The long day passed and the next one came. My father went to college with disappointment written all over his face. As usual, he arrived on time and began his classes. At 11 a.m., the school principal came to the class and asked him to accompany him to his office. Father did, and in what would remain one of the most pleasant surprises of all his life, he found a messenger of the Mewar government waiting for him, with not just Rs 25 but Rs 40, under orders from Minister Tej Singh Mehta.
With a big sigh of relief, my father received the money, gave a receipt to the messenger and submitted the examination form with the requisite fee. With the fifteen rupees that remained, he later bought clothes and shoes, which he had badly needed for some time. He felt eternally grateful to the minister. Sixty years later, he would reminisce in his autobiography, ‘So there were great men like Shri (Mr) Tej Singh Mehta even in those times, who were prepared to help a needy student. Next morning, I went to Shri Mehta and thanked him profusely. He was pleased.’4
One would think that after this difficult trial, the path to taking the high school examination would be clear for my father. But the story did not end there. There was a rule at the time that anyone who had been married before eighteen years of age would not be permitted to appear for the high school examination. There was a question in the examination form asking the applicant whether he or she was married. Recognizing that the only way he would be allowed to take the examination was by answering the question in the negative, Father had checked the box that said no.
Unfortunately for him, before long the principal called him to his office and informed him that a student had filed a complaint saying that, contrary to my father’s entry in the examination form, he was married. Confronted by the principal, Father immediately confessed that he had had no option but to take recourse to a lie to be able to take the examination. Aware that Father was one of the best students in his class and a most sincere one at that, the principal was taken aback. He immediately called the student who had lodged the complaint and asked him to withdraw it. The complainant complied, tearing his submission into several pieces on the spot.

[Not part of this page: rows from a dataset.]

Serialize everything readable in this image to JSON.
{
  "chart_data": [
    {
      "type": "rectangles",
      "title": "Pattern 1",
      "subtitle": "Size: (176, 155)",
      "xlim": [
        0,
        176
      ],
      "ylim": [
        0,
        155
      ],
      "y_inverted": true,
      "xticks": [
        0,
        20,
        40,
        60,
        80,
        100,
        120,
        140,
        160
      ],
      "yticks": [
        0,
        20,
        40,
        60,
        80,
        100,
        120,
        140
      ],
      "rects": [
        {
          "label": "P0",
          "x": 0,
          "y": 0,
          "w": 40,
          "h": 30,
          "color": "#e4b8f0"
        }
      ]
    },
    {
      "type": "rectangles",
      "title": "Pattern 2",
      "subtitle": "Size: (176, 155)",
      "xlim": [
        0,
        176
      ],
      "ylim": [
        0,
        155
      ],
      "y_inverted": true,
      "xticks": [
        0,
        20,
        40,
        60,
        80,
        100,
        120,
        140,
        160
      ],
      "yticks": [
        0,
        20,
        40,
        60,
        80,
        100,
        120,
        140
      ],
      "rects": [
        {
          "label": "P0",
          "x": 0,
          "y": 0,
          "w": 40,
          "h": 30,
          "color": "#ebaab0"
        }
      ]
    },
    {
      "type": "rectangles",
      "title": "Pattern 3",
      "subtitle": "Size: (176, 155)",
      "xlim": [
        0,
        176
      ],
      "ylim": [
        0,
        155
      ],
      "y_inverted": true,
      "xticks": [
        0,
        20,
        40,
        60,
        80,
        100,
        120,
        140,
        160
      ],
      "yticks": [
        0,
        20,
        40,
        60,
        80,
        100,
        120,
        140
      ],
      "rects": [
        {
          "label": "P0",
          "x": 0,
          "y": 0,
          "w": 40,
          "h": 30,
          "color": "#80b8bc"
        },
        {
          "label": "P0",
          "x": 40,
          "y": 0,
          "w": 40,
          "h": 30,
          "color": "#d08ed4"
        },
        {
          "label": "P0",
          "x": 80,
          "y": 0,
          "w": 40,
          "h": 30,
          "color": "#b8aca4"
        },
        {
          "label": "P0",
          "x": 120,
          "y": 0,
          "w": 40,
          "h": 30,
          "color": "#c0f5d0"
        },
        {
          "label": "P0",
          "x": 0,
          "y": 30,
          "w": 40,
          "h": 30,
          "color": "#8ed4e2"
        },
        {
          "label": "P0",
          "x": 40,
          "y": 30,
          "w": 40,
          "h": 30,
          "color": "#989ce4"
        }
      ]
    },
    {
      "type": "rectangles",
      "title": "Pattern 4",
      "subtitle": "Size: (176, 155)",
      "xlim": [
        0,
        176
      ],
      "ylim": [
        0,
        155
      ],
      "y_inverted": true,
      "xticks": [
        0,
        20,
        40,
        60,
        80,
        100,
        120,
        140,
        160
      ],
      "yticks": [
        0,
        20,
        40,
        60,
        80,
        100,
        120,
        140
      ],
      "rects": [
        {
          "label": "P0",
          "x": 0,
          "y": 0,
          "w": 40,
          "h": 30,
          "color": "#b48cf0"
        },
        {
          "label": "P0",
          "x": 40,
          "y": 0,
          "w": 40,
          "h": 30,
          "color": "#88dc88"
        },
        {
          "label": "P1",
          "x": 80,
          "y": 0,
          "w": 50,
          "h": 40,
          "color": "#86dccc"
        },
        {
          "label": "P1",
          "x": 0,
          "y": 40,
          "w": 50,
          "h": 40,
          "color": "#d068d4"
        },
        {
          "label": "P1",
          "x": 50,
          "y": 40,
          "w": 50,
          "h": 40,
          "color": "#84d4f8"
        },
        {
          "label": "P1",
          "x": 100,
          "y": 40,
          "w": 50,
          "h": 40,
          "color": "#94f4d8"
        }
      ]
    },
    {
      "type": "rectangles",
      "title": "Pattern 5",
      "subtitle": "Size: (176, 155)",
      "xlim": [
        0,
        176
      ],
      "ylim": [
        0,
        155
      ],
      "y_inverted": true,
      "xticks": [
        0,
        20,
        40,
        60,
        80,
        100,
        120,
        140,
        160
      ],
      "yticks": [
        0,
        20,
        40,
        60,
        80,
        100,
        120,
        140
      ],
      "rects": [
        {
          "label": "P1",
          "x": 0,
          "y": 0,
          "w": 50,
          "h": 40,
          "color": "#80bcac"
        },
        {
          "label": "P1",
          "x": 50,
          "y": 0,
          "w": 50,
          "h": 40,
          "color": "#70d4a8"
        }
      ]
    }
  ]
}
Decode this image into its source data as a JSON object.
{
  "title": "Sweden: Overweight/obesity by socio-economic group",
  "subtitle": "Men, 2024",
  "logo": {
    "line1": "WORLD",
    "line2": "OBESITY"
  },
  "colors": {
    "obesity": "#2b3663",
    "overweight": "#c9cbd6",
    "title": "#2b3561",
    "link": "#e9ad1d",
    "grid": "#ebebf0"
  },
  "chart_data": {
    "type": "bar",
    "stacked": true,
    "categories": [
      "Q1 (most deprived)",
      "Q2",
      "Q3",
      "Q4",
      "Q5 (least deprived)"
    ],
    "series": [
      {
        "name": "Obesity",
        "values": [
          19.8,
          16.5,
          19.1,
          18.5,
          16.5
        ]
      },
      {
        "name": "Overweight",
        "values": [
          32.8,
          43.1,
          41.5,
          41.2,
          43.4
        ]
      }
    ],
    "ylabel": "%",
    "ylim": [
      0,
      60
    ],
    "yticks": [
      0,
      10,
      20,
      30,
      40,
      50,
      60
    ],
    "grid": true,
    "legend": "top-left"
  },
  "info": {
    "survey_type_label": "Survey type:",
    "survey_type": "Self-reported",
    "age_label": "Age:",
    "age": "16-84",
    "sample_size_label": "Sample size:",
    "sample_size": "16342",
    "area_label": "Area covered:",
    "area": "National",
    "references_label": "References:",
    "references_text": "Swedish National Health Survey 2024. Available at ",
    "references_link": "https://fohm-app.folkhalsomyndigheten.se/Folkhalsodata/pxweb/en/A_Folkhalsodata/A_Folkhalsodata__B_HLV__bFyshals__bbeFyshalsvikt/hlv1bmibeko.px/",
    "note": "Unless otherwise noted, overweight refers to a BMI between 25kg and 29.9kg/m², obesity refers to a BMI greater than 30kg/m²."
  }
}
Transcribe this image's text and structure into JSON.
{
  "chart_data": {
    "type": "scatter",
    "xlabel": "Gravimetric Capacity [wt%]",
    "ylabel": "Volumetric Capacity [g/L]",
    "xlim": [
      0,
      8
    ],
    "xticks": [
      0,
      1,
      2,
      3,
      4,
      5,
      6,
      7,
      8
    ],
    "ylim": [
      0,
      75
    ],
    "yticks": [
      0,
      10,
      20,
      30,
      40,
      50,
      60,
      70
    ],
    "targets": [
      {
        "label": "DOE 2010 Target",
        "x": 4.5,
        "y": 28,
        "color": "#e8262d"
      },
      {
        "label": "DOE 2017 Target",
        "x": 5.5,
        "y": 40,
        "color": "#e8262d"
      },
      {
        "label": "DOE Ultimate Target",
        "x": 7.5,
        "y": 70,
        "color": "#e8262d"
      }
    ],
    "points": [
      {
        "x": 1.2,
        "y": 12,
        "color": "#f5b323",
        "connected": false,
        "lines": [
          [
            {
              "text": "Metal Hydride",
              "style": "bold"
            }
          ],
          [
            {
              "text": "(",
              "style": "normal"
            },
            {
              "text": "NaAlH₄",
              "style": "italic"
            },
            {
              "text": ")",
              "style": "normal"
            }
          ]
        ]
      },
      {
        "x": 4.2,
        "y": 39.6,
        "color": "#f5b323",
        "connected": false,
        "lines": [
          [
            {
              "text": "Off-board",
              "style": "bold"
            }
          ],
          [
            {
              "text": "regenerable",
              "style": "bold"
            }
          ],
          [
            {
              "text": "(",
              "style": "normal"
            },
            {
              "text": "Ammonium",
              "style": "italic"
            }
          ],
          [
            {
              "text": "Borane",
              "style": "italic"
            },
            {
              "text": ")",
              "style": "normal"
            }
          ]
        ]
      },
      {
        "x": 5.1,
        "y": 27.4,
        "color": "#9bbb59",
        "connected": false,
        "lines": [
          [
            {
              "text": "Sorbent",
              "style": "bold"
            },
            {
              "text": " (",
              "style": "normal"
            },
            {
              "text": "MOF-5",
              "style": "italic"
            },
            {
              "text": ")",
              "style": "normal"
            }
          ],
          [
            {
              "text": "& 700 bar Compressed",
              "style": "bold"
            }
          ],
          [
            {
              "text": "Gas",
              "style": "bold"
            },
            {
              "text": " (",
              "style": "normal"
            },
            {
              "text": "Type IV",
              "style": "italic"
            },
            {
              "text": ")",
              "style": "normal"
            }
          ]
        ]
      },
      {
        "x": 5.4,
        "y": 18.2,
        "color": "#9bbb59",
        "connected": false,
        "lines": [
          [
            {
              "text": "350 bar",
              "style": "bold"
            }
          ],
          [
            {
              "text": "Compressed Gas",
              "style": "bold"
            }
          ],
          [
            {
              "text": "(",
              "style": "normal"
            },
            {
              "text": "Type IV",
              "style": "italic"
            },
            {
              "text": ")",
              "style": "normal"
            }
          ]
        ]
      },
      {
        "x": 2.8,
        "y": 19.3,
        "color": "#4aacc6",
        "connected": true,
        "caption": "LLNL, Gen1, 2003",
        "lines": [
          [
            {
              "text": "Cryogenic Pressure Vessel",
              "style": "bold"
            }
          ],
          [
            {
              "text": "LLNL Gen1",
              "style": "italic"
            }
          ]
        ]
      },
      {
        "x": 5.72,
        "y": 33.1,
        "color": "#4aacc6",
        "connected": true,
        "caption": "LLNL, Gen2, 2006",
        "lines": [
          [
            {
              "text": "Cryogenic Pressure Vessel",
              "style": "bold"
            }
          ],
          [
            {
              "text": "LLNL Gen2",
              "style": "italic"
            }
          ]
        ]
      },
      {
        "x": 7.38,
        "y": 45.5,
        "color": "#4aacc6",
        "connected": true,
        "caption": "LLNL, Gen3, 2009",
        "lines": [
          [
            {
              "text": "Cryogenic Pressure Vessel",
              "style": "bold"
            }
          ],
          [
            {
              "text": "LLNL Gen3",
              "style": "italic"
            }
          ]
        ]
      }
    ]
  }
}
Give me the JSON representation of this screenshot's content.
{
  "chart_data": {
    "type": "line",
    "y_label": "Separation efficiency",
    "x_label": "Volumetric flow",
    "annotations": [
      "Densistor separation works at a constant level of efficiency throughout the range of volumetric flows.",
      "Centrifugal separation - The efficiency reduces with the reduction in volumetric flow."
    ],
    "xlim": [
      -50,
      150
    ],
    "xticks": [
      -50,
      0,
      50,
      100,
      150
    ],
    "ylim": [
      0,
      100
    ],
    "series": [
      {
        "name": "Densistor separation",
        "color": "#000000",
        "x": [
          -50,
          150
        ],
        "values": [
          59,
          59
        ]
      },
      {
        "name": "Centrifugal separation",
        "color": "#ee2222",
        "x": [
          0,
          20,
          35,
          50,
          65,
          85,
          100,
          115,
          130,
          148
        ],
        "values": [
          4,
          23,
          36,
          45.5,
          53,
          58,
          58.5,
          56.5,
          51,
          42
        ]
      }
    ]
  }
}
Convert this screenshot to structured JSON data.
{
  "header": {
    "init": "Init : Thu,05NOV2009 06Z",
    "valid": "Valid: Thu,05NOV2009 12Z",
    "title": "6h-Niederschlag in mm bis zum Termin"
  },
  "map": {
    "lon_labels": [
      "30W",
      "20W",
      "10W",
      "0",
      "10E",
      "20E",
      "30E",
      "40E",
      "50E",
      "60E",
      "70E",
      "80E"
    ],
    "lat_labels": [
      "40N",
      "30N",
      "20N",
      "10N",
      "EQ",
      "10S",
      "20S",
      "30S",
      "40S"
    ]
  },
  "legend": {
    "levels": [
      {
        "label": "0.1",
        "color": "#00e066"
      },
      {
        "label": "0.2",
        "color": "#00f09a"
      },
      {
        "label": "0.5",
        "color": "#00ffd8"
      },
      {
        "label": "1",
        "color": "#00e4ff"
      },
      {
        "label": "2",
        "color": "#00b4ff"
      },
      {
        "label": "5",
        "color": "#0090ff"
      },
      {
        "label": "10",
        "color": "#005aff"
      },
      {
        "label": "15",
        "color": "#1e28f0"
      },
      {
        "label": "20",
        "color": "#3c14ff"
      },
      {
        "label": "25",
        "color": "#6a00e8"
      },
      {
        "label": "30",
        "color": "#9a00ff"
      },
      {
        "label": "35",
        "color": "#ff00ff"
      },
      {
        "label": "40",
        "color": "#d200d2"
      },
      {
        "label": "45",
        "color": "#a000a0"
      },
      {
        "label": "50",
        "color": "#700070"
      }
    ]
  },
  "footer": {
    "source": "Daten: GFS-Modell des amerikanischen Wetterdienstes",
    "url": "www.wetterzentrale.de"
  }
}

Overcome with intense gratitude towards the principal, my father instantly fell at his feet. He was out of words to thank him. Recalling the incident in his autobiography, he later wrote, ‘Perhaps Providence wanted that I should do my high school. No body except we three knew about the episode. I still regret I had to take resort to tell a lie, contrary to the advice given to me by my mother from her deathbed.’5 Evidently, the pain of having broken the promise to his mother even under perfectly understandable circumstances had remained with him all his life.
The high school examinations took place in March 1938 in Ajmer and lasted three weeks. The results came in June. My father passed in the second division. Out of a total of 125 students who had taken the examination from the college, only one passed in the first division. Father had been ahead of him in the final examination in the ninth grade, but their fortunes had reversed in the board examinations. But that is life!
For now, this was the end of my father’s studies. He lacked the financial resources to study further. Moreover, it was high time that he shouldered the burden of providing for the family, especially for my mother, who had been living in the family house in Suwana with Kanakmal and his family all this while.